EDUCATION - Il s'agit d'Aix-Marseille Université, Condorcet paris-Auvervilliers et Campus de Saclay...
Valérie Pécresse a annoncé ce vendredi que trois nouveaux projets universitaires -
«Aix-Marseille Université», «Condorcet Paris-Aubervilliers» et Campus de Saclay - allaient bénéficier de
la deuxième vague du Plan Campus et qu'un quatrième lauréat serait choisi ultérieurement.
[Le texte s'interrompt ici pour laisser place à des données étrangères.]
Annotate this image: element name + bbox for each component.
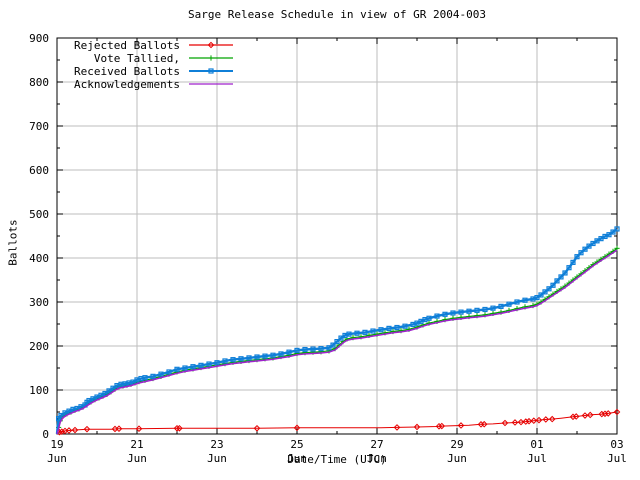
legend-item-rejected-ballots: Rejected Ballots [74, 39, 233, 52]
legend-label-rejected-ballots: Rejected Ballots [74, 39, 180, 52]
series-markers-vote-tallied [56, 245, 620, 430]
legend-item-acknowledgements: Acknowledgements [74, 78, 233, 91]
svg-text:200: 200 [29, 340, 49, 353]
gridlines [57, 38, 617, 434]
legend-item-vote-tallied: Vote Tallied, [94, 52, 233, 65]
svg-text:300: 300 [29, 296, 49, 309]
series-markers-rejected-ballots [56, 408, 621, 436]
series-rejected-ballots [56, 408, 621, 436]
svg-text:600: 600 [29, 164, 49, 177]
series-line-rejected-ballots [56, 411, 618, 435]
series-line-received-ballots [55, 228, 618, 435]
series-received-ballots [55, 226, 620, 435]
series-markers-received-ballots [55, 226, 620, 422]
x-axis-title: Date/Time (UTC) [287, 453, 387, 466]
svg-text:400: 400 [29, 252, 49, 265]
legend-label-vote-tallied: Vote Tallied, [94, 52, 180, 65]
svg-text:800: 800 [29, 76, 49, 89]
svg-text:900: 900 [29, 32, 49, 45]
plot-border [56, 37, 618, 435]
svg-text:500: 500 [29, 208, 49, 221]
legend-label-acknowledgements: Acknowledgements [74, 78, 180, 91]
legend-item-received-ballots: Received Ballots [74, 65, 233, 78]
svg-text:100: 100 [29, 384, 49, 397]
series-line-acknowledgements [56, 249, 618, 435]
svg-text:0: 0 [42, 428, 49, 441]
y-tick-labels: 0 100 200 300 400 500 600 700 800 900 [29, 32, 49, 441]
chart-title: Sarge Release Schedule in view of GR 200… [187, 8, 486, 21]
series-acknowledgements [56, 249, 618, 435]
axis-ticks [56, 37, 618, 435]
svg-text:700: 700 [29, 120, 49, 133]
x-tick-labels: 19 Jun 21 Jun 23 Jun 25 Jun 27 Jun 29 Jun 01 Jul 03 Jul [47, 438, 627, 465]
legend-label-received-ballots: Received Ballots [74, 65, 180, 78]
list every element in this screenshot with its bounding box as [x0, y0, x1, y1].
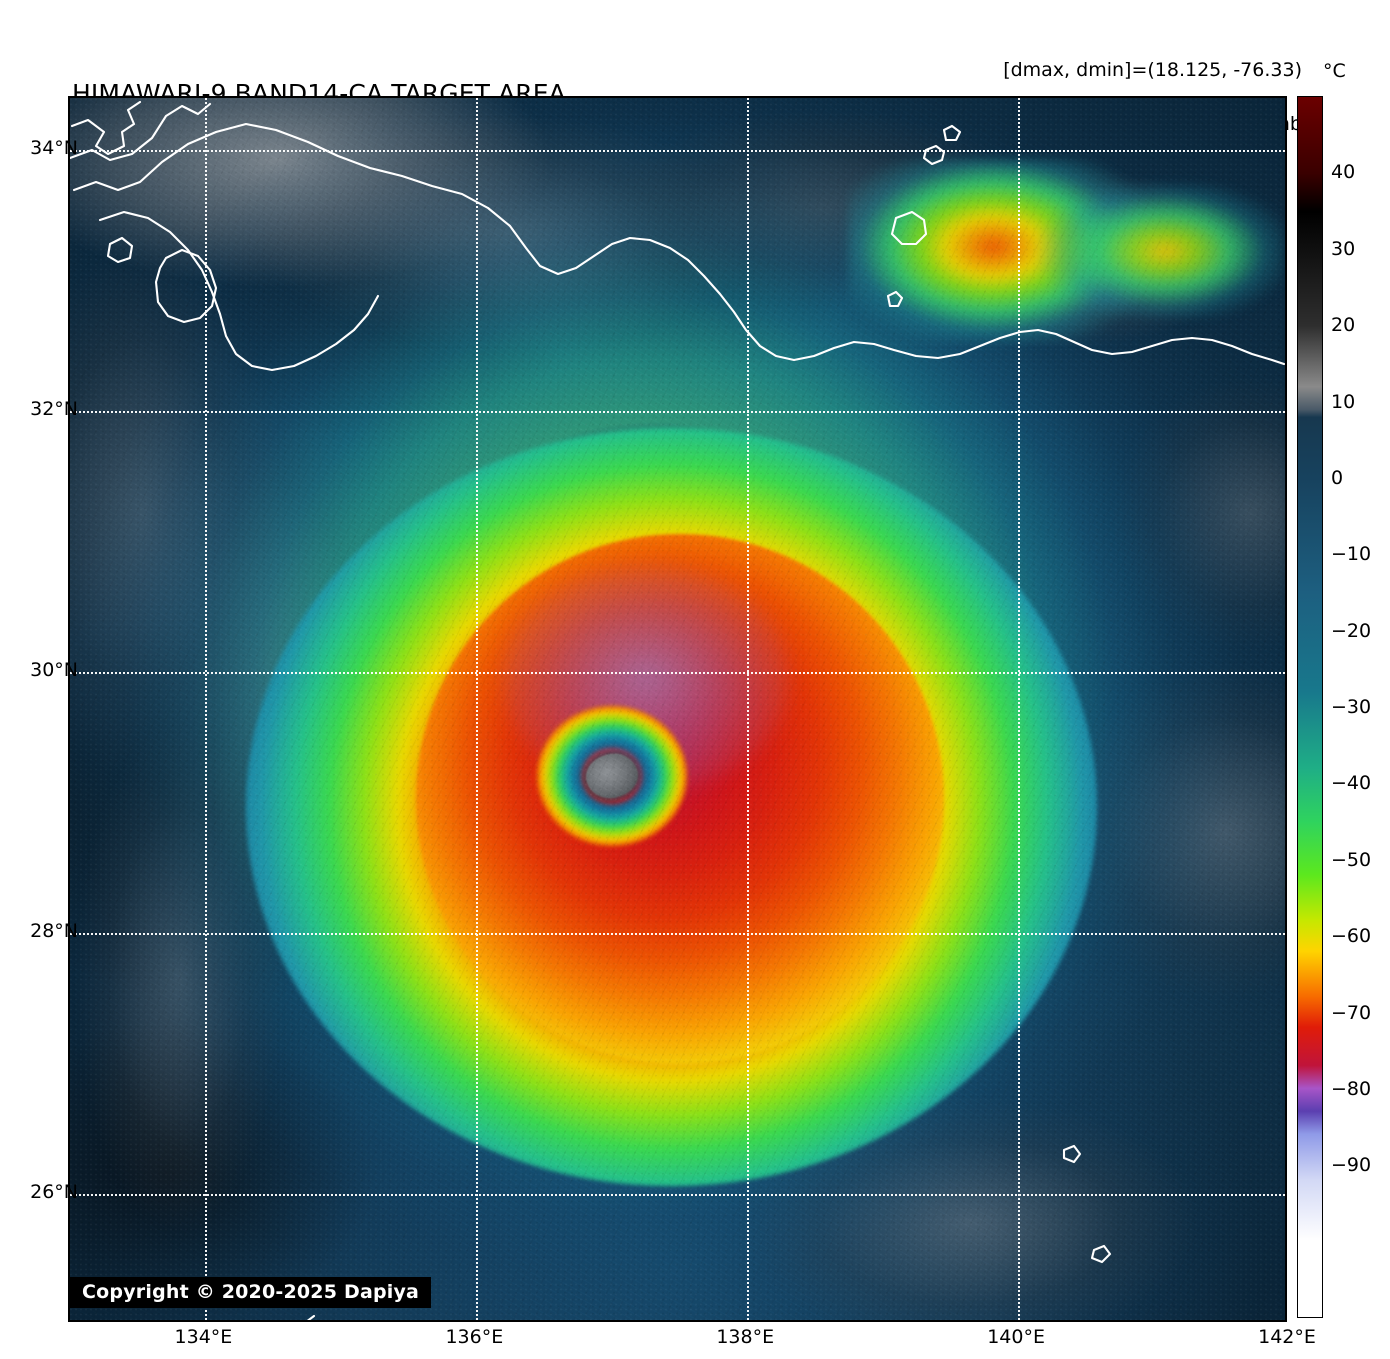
lon-tick-138: 138°E	[716, 1326, 775, 1348]
coastline-islet-west	[106, 236, 134, 264]
northern-convective-cluster-east	[1017, 183, 1285, 318]
coastline-islet-se2	[1090, 1244, 1112, 1264]
coastline-honshu-north	[70, 102, 212, 162]
cbar-tick-30: 30	[1331, 237, 1356, 260]
lat-tick-30: 30°N	[30, 658, 78, 681]
coastline-island-awaji	[154, 248, 218, 324]
gridline-lon-138	[747, 98, 750, 1320]
cbar-tick-10: 10	[1331, 390, 1356, 413]
gridline-lat-30	[70, 671, 1285, 674]
copyright-watermark: Copyright © 2020-2025 Dapiya	[70, 1277, 432, 1308]
band-striation-texture	[70, 98, 1285, 1320]
data-range-label: [dmax, dmin]=(18.125, -76.33)	[1003, 59, 1302, 81]
coastline-izu-island	[890, 210, 928, 246]
cbar-tick-0: 0	[1331, 466, 1344, 489]
coastline-honshu-main	[72, 122, 1285, 366]
gridline-lon-140	[1018, 98, 1021, 1320]
coastline-islet-miyake	[922, 144, 946, 166]
colorbar-gradient	[1298, 97, 1322, 1317]
gridline-lat-34	[70, 150, 1285, 153]
coastline-islet-s	[306, 1314, 316, 1320]
band-striation-texture-2	[70, 98, 1285, 1320]
cbar-tick-20: 20	[1331, 314, 1356, 337]
gridline-lat-32	[70, 411, 1285, 414]
coastline-nw-islets	[70, 100, 142, 156]
cbar-tick-40: 40	[1331, 161, 1356, 184]
lat-tick-26: 26°N	[30, 1180, 78, 1203]
lat-tick-28: 28°N	[30, 919, 78, 942]
coastline-islet-se	[1062, 1144, 1082, 1164]
cbar-tick--70: −70	[1331, 1001, 1372, 1024]
lon-tick-136: 136°E	[445, 1326, 504, 1348]
cbar-tick--40: −40	[1331, 772, 1372, 795]
lat-tick-34: 34°N	[30, 137, 78, 160]
pixel-grain-texture	[70, 98, 1285, 1320]
cbar-tick--10: −10	[1331, 543, 1372, 566]
typhoon-eye	[536, 706, 687, 847]
lat-tick-32: 32°N	[30, 398, 78, 421]
cbar-tick--20: −20	[1331, 619, 1372, 642]
coastline-islet-hachijo	[886, 290, 904, 308]
cbar-tick--80: −80	[1331, 1077, 1372, 1100]
lon-tick-134: 134°E	[174, 1326, 233, 1348]
cbar-tick--90: −90	[1331, 1154, 1372, 1177]
gridline-lat-26	[70, 1193, 1285, 1196]
lon-tick-140: 140°E	[987, 1326, 1045, 1348]
satellite-image-plot	[68, 96, 1287, 1322]
lon-tick-142: 142°E	[1258, 1326, 1316, 1348]
coastline-overlay	[70, 100, 1285, 1320]
gridline-lon-136	[476, 98, 479, 1320]
gridline-lon-134	[205, 98, 208, 1320]
temperature-colorbar	[1297, 96, 1323, 1318]
cbar-tick--30: −30	[1331, 696, 1372, 718]
coastline-islet-north	[942, 124, 962, 142]
title-line-1: HIMAWARI-9 BAND14-CA TARGET AREA	[72, 79, 566, 108]
cbar-tick--50: −50	[1331, 848, 1372, 871]
colorbar-unit-label: °C	[1323, 60, 1346, 82]
cbar-tick--60: −60	[1331, 925, 1372, 948]
coastline-shikoku	[98, 210, 380, 372]
gridline-lat-28	[70, 932, 1285, 935]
Le «Campus Condorcet Paris-Aubervilliers» (dont l'Ecole des hautes études en sciences sociales, les universités Paris I, VIII, Paris XIII entre autres), le seul construit ex nihilo, devrait être desservi par le futur arrêt de la ligne 12 du métro. Il comprendra une bibliothèque numérique, des kiosques, des bars et des logements, y compris pour les professeurs invités. Il serait érigé sur 100.000 m2 et destiné à accueillir 6.000 étudiants dès 2012. Trop flou sur les partenariats noués, le financement et le pilotage, le projet avait été retoqué au premier tour. Depuis, la copie a été revue.
Le sort de Paris intra muros toujours pas scellé
Idem pour le projet du plateau de Saclay (Paris XI, Ecole centrale Paris, Ecole Polytechnique etc), jugé trop dispersé, qui s'est recentré cette fois. Et pour celui d'Aix-Marseille (Pôle de recherche et d'enseignement supérieur (Pres) Aix-Marseille Université), qui souffrait d'un déficit de desserte.
Pour Paris intra muros, où la situation immobilière est plus compliquée, une partie de la dotation du plan Campus sera «réservée et attribuée définitivement (... ) au vu des conclusions» d'une mission d'audit commandée par la ministre, selon le ministère. Deux grands ensembles avaient émergé: Quartier latin et Paris Centre. Pour Jean-Louis Missika, adjoint au maire en charge du dossier, «ce serait un scandale qu'aucun de ces projets ne soit retenu, la capitale étant le cœur de la vie universitaire du pays».
5 milliards d'euros en tout
Promesse de campagne de Nicolas Sarkozy, le Plan Campus a pour but de rénover l'immobilier des campus universitaires et de recherche et de les rendre plus attractifs sur le plan international. Sa dotation, à terme, doit se monter à 5 milliards d'euros.
Lors de la première vague de sélection, Valérie Pécresse avait choisi le 29 mai
six grands projets, tous en province: Bordeaux, Toulouse, Lyon, Montpellier, Strasbourg et Grenoble. Ils impliquent 19 universités, 17 écoles, des organismes de recherche, 340.000 étudiants et 13.000 chercheurs.